The name ggplot2 refers to The Grammar of Graphics, and it is an implementation of Wilkinson’s ideas in R.
Let’s start by going through the intro to R and RStudio lab. You’re going to learn lots more about R as the weeks progress, but we need you to have a few basic skills for this seminar.
R has many “packages,” which are add-ons to the basic functionality of the language. To use a package, you need to install it (once) and load it (every time you want to use it).
install.packages("ggplot2")
library(ggplot2)
To start, I’m going to load some data,
arbuthnot <- read.csv("http://www.openintro.org/stat/data/arbuthnot.csv", header=T)
glimpse(arbuthnot)
## Observations: 82
## Variables: 3
## $ year <int> 1629, 1630, 1631, 1632, 1633, 1634, 1635, 1636, 1637, 16...
## $ boys <int> 5218, 4858, 4422, 4994, 5158, 5035, 5106, 4917, 4703, 53...
## $ girls <int> 4683, 4457, 4102, 4590, 4839, 4820, 4928, 4605, 4457, 49...
qplot(x = year, y = girls, data = arbuthnot)
In order to get qplot()
to work, you need to list the variable(s) you want to plot, and then tel R where to “look” for that variable with “data=”.
Since it’s a quick plot, R will guess what kind of mapping you want for your variables.
But, in order to really harness the power of ggplot2 you need to use the more general ggplot() command. The idea of the package is you can “layer” pieces on top of a plot to build it up over time.
You always need to use a ggplot() call to initialize the plot.
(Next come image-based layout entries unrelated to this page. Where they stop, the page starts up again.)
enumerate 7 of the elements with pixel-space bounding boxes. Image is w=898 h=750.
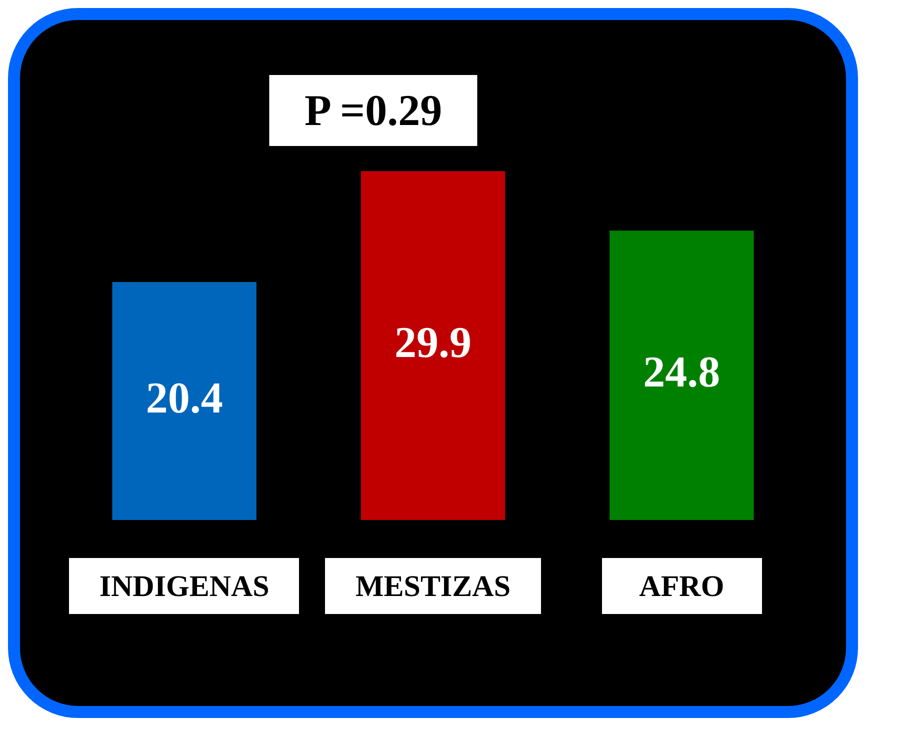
data-label: 24.8	[643, 348, 720, 397]
data-label: 29.9	[394, 318, 472, 367]
text: P =0.29	[270, 75, 478, 146]
x-tick-label: MESTIZAS	[355, 570, 511, 603]
x-tick-label: INDIGENAS	[99, 570, 270, 603]
x-tick-label: AFRO	[639, 570, 724, 603]
data-label: 20.4	[146, 373, 223, 422]
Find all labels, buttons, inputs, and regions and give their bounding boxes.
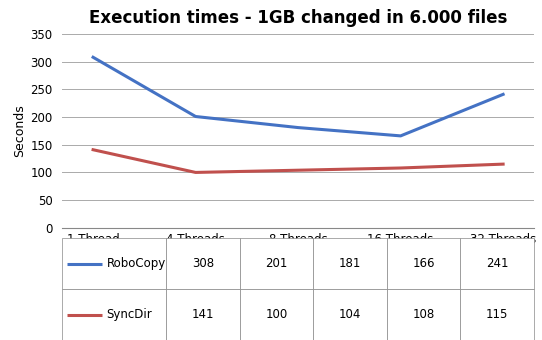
Title: Execution times - 1GB changed in 6.000 files: Execution times - 1GB changed in 6.000 f… [89,9,507,27]
Text: SyncDir: SyncDir [106,308,152,321]
Text: RoboCopy: RoboCopy [106,257,166,270]
Y-axis label: Seconds: Seconds [13,104,26,157]
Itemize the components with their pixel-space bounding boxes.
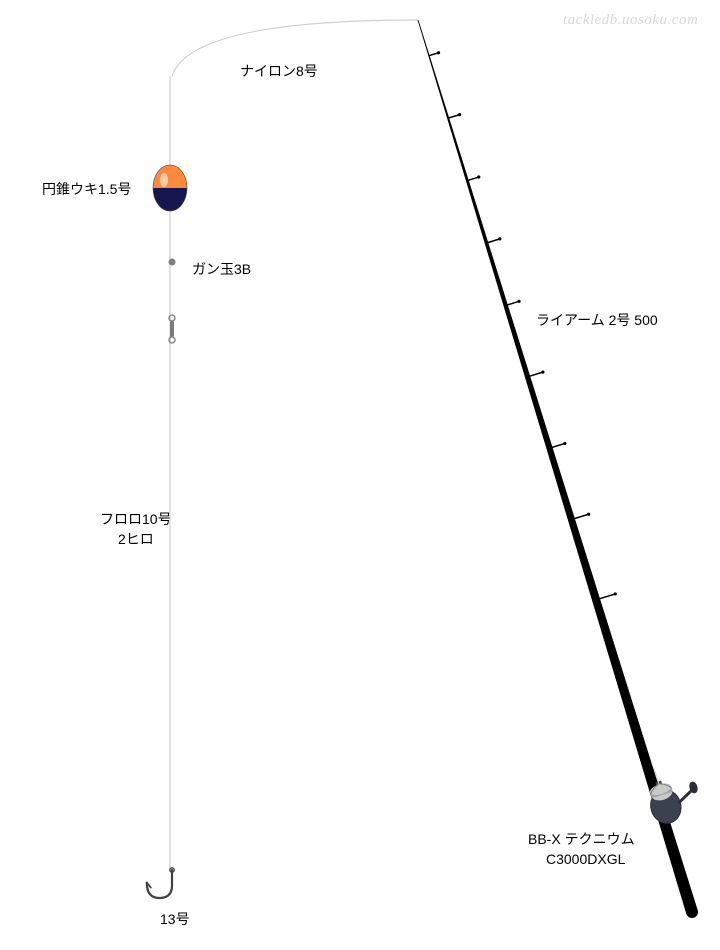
rod-guide bbox=[528, 372, 543, 377]
hook-icon bbox=[147, 870, 172, 898]
rod-guide bbox=[487, 239, 500, 243]
rig-svg bbox=[0, 0, 720, 950]
float-icon bbox=[153, 165, 187, 211]
rod-guide bbox=[448, 115, 459, 119]
rod-guide bbox=[506, 301, 519, 305]
split-shot-icon bbox=[169, 259, 176, 266]
diagram-canvas: tackledb.uosoku.com ナイロン8号 円錐ウキ1.5号 ガン玉3… bbox=[0, 0, 720, 950]
rod-body bbox=[418, 20, 698, 914]
main-line-curve bbox=[172, 20, 418, 76]
rod-guide bbox=[467, 177, 478, 181]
I usually put my dataset in here, and at least some of my “aesthetics.” But, one of the things that can make ggplot2 tough to understand is that there are no hard and fast rules.
p1 <- ggplot(aes(x=year, y=girls), data=arbuthnot)
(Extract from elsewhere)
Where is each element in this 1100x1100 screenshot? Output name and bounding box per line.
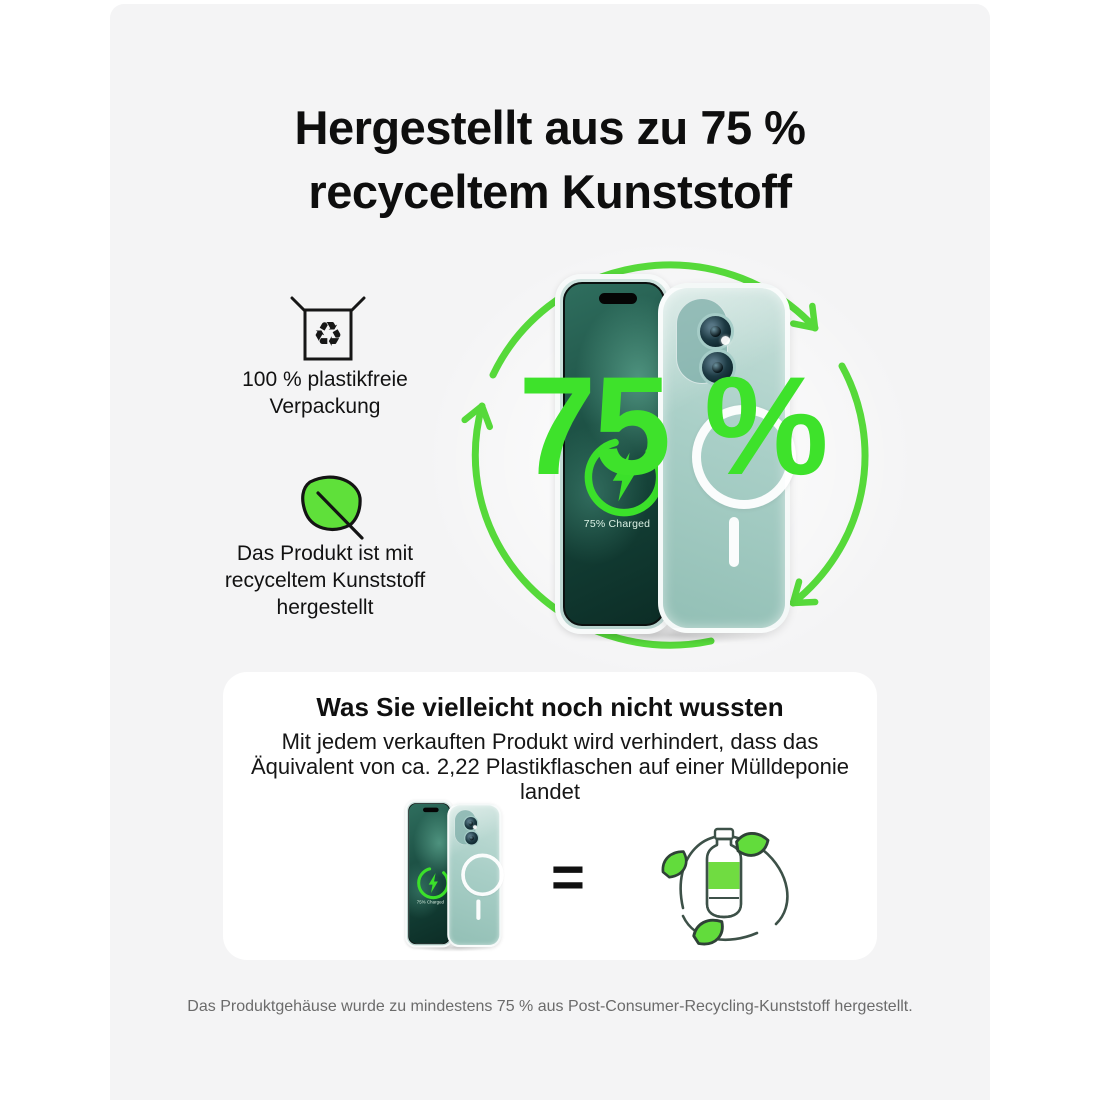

If you try to show p1 at this point, you will get “Error: No layers in plot.” This is because we haven’t given it any geometric objects yet.
In order to get a plot to work, you need to use “geoms” (geometric objects) to specify the way you want your variables mapped to graphical parameters.
p1 + geom_point()
ggplot(aes(x=year, y=girls), data=arbuthnot) + geom_point()
Or
ggplot() + geom_point(aes(x=year, y=girls), data=arbuthnot)
Or
ggplot(arbuthnot) + geom_point(aes(x=year, y=girls))
p1 + geom_bin2d()
Notice that I haven’t been saving these geom layers– I’m just running
p1 + [something]
to see what happens. But, I can save the new version to start building up my plot,
p2 <- p1 + geom_point()
p2 <- p2 + xlab("Number of girls born") + ylab("Year") +
guides(fill=guide_legend(title="Number of births from Arbuthnot data"))
p2
For your lab, you are going to play with the American Time Use Survey data.
atus <- read.csv("https://raw.githubusercontent.com/AmeliaMN/SummerDataViz/master/IntroToViz/atus.csv", header=T)
The ATUS is a product of the Bureau of Labor Statistics. Each row is a person, and each variable is some information about that person. The first few variables are demographic, and the rest are the number of minutes per day (on average) the person spends on a variety of activities.
What is the strongest relationship between two variables you can find in the data?
Make a scatterplot of atus
data, but remove the grey-and-white background.
Make a plot (or plots) to help you determine which state has the most veterans.
Are most veterans married or not?